No tenemos suficiente con tener que sufrir las muertes de personas que se mueren de cáncer, de alguna enfermedad, sino que ahora tenemos que combatir con la impotencia de no poder hacer nada cuando a algún gilipollas decide estallar y se lleva por delante a todo el que pilla. No sé si os habéis dado cuenta de que cada vez son menos los que se mueren por vejez. Y es triste, es muy triste.

Es triste ver cómo alguien se está desangrando, y que otro los vea, y en vez de intentar hacer algo por ayudarlo, intentar aprovechar esos segundos cruciales que separan la vida de la muerte, muchos se dediquen a grabar aquella depravación con el fin de conseguir algún que otro like en Instagram.

Muchos critican por redes el hecho de que no saben de dónde sale esta repentina empatía que muchos, entre ellos yo, nos surge cuando no tenemos ningún vínculo directo con la ciudad, pero no es por Barcelona.

No, es por Barcelona, es por Niza, es por París, es por Londres, es por Manchester,… Es por todo. Es por las lágrimas que derraman los familiares de los afectados, es por cómo nos unimos cuando una desgracia, una calamidad, una atrocidad de este tipo surge entre nosotros. Es por cómo se me eriza el vello cuando escucho a un presidente al que no tengo aprecio decir convencido, conmocionado y con lágrimas en los ojos: “Hemos vencido muchas batallas al terrorismo a lo largo de la Historia. Esta también la ganaremos”, y lo creo, me hace tener fe en la humanidad, en una suerte que no creo que exista; en cómo se aúnan  y solidarizan las personas cuando las víctimas necesitan sangre, es por cómo personas de la misma religión, otros musulmanes lloran y piden perdón por algo que no han hecho porque se sienten culpables, y es por cómo lloran y trasmiten el dolor, el abatimiento y el daño que sufren personas que no han hecho nada y que no merecían morir todavía. Es por cómo nos hemos comportado.

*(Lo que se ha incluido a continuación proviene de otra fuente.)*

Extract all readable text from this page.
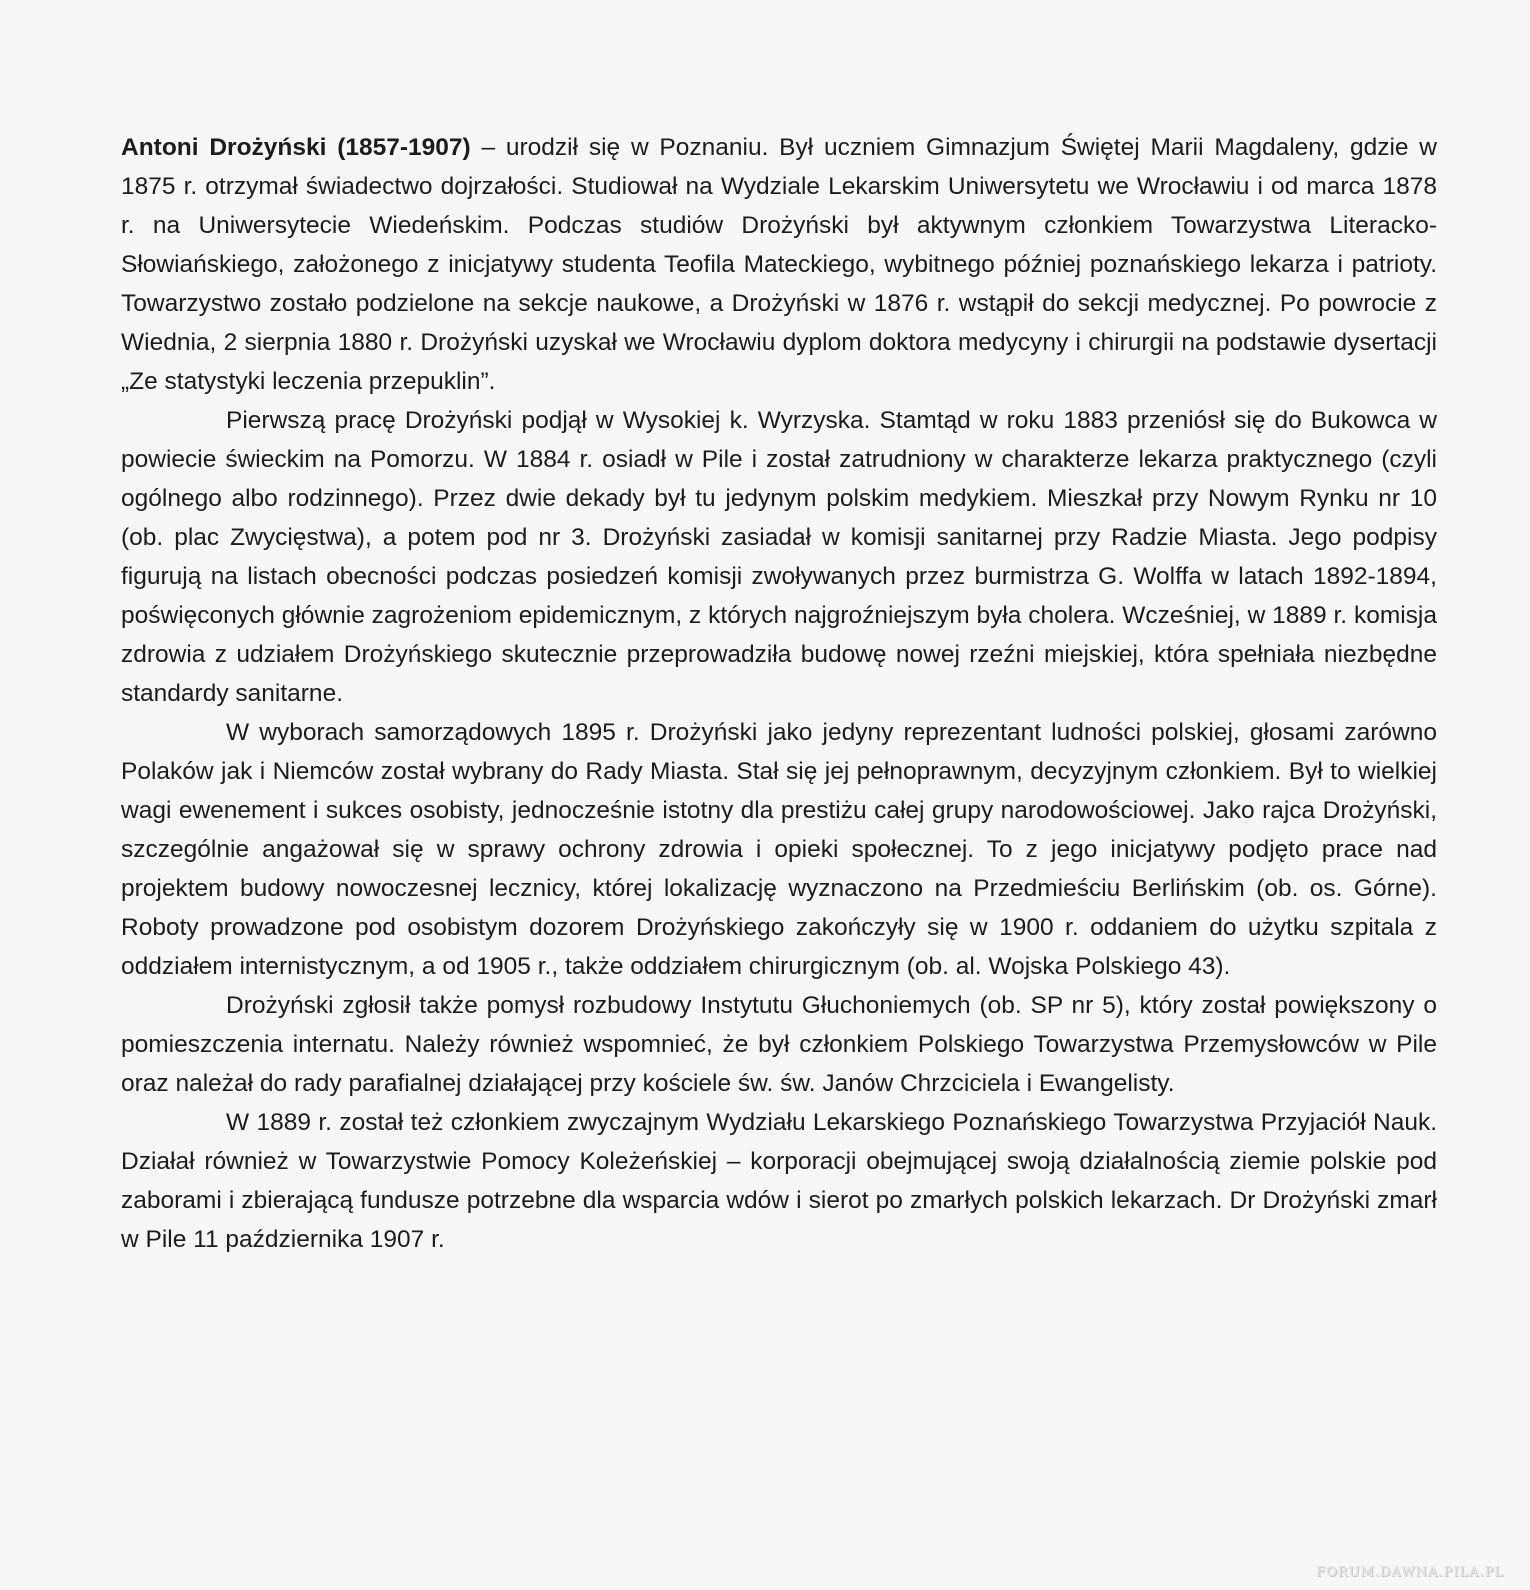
Antoni Drożyński (1857-1907) – urodził się w Poznaniu. Był uczniem Gimnazjum Świętej Marii Magdaleny, gdzie w 1875 r. otrzymał świadectwo dojrzałości. Studiował na Wydziale Lekarskim Uniwersytetu we Wrocławiu i od marca 1878 r. na Uniwersytecie Wiedeńskim. Podczas studiów Drożyński był aktywnym członkiem Towarzystwa Literacko-Słowiańskiego, założonego z inicjatywy studenta Teofila Mateckiego, wybitnego później poznańskiego lekarza i patrioty. Towarzystwo zostało podzielone na sekcje naukowe, a Drożyński w 1876 r. wstąpił do sekcji medycznej. Po powrocie z Wiednia, 2 sierpnia 1880 r. Drożyński uzyskał we Wrocławiu dyplom doktora medycyny i chirurgii na podstawie dysertacji „Ze statystyki leczenia przepuklin”.

Pierwszą pracę Drożyński podjął w Wysokiej k. Wyrzyska. Stamtąd w roku 1883 przeniósł się do Bukowca w powiecie świeckim na Pomorzu. W 1884 r. osiadł w Pile i został zatrudniony w charakterze lekarza praktycznego (czyli ogólnego albo rodzinnego). Przez dwie dekady był tu jedynym polskim medykiem. Mieszkał przy Nowym Rynku nr 10 (ob. plac Zwycięstwa), a potem pod nr 3. Drożyński zasiadał w komisji sanitarnej przy Radzie Miasta. Jego podpisy figurują na listach obecności podczas posiedzeń komisji zwoływanych przez burmistrza G. Wolffa w latach 1892-1894, poświęconych głównie zagrożeniom epidemicznym, z których najgroźniejszym była cholera. Wcześniej, w 1889 r. komisja zdrowia z udziałem Drożyńskiego skutecznie przeprowadziła budowę nowej rzeźni miejskiej, która spełniała niezbędne standardy sanitarne.

W wyborach samorządowych 1895 r. Drożyński jako jedyny reprezentant ludności polskiej, głosami zarówno Polaków jak i Niemców został wybrany do Rady Miasta. Stał się jej pełnoprawnym, decyzyjnym członkiem. Był to wielkiej wagi ewenement i sukces osobisty, jednocześnie istotny dla prestiżu całej grupy narodowościowej. Jako rajca Drożyński, szczególnie angażował się w sprawy ochrony zdrowia i opieki społecznej. To z jego inicjatywy podjęto prace nad projektem budowy nowoczesnej lecznicy, której lokalizację wyznaczono na Przedmieściu Berlińskim (ob. os. Górne). Roboty prowadzone pod osobistym dozorem Drożyńskiego zakończyły się w 1900 r. oddaniem do użytku szpitala z oddziałem internistycznym, a od 1905 r., także oddziałem chirurgicznym (ob. al. Wojska Polskiego 43).

Drożyński zgłosił także pomysł rozbudowy Instytutu Głuchoniemych (ob. SP nr 5), który został powiększony o pomieszczenia internatu. Należy również wspomnieć, że był członkiem Polskiego Towarzystwa Przemysłowców w Pile oraz należał do rady parafialnej działającej przy kościele św. św. Janów Chrzciciela i Ewangelisty.

W 1889 r. został też członkiem zwyczajnym Wydziału Lekarskiego Poznańskiego Towarzystwa Przyjaciół Nauk. Działał również w Towarzystwie Pomocy Koleżeńskiej – korporacji obejmującej swoją działalnością ziemie polskie pod zaborami i zbierającą fundusze potrzebne dla wsparcia wdów i sierot po zmarłych polskich lekarzach. Dr Drożyński zmarł w Pile 11 października 1907 r.

FORUM.DAWNA.PILA.PL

¿Dónde vamos a ir a parar? ¿Dónde acabará esto? ¿Cómo terminaremos? ¿Por qué tenemos que sentir miedo? ¿Por qué tenemos que concienciarnos en que las cosas pueden ser diferentes a partir de ahora? ¿Por qué hemos tenido que guardar silencio?

Fuerza, valor, clemencia… Pero no tengamos miedo. Miedo no. No dejemos que ganen. Stop al terrorismo. Esta batalla la ganaremos. Estoy totalmente segura.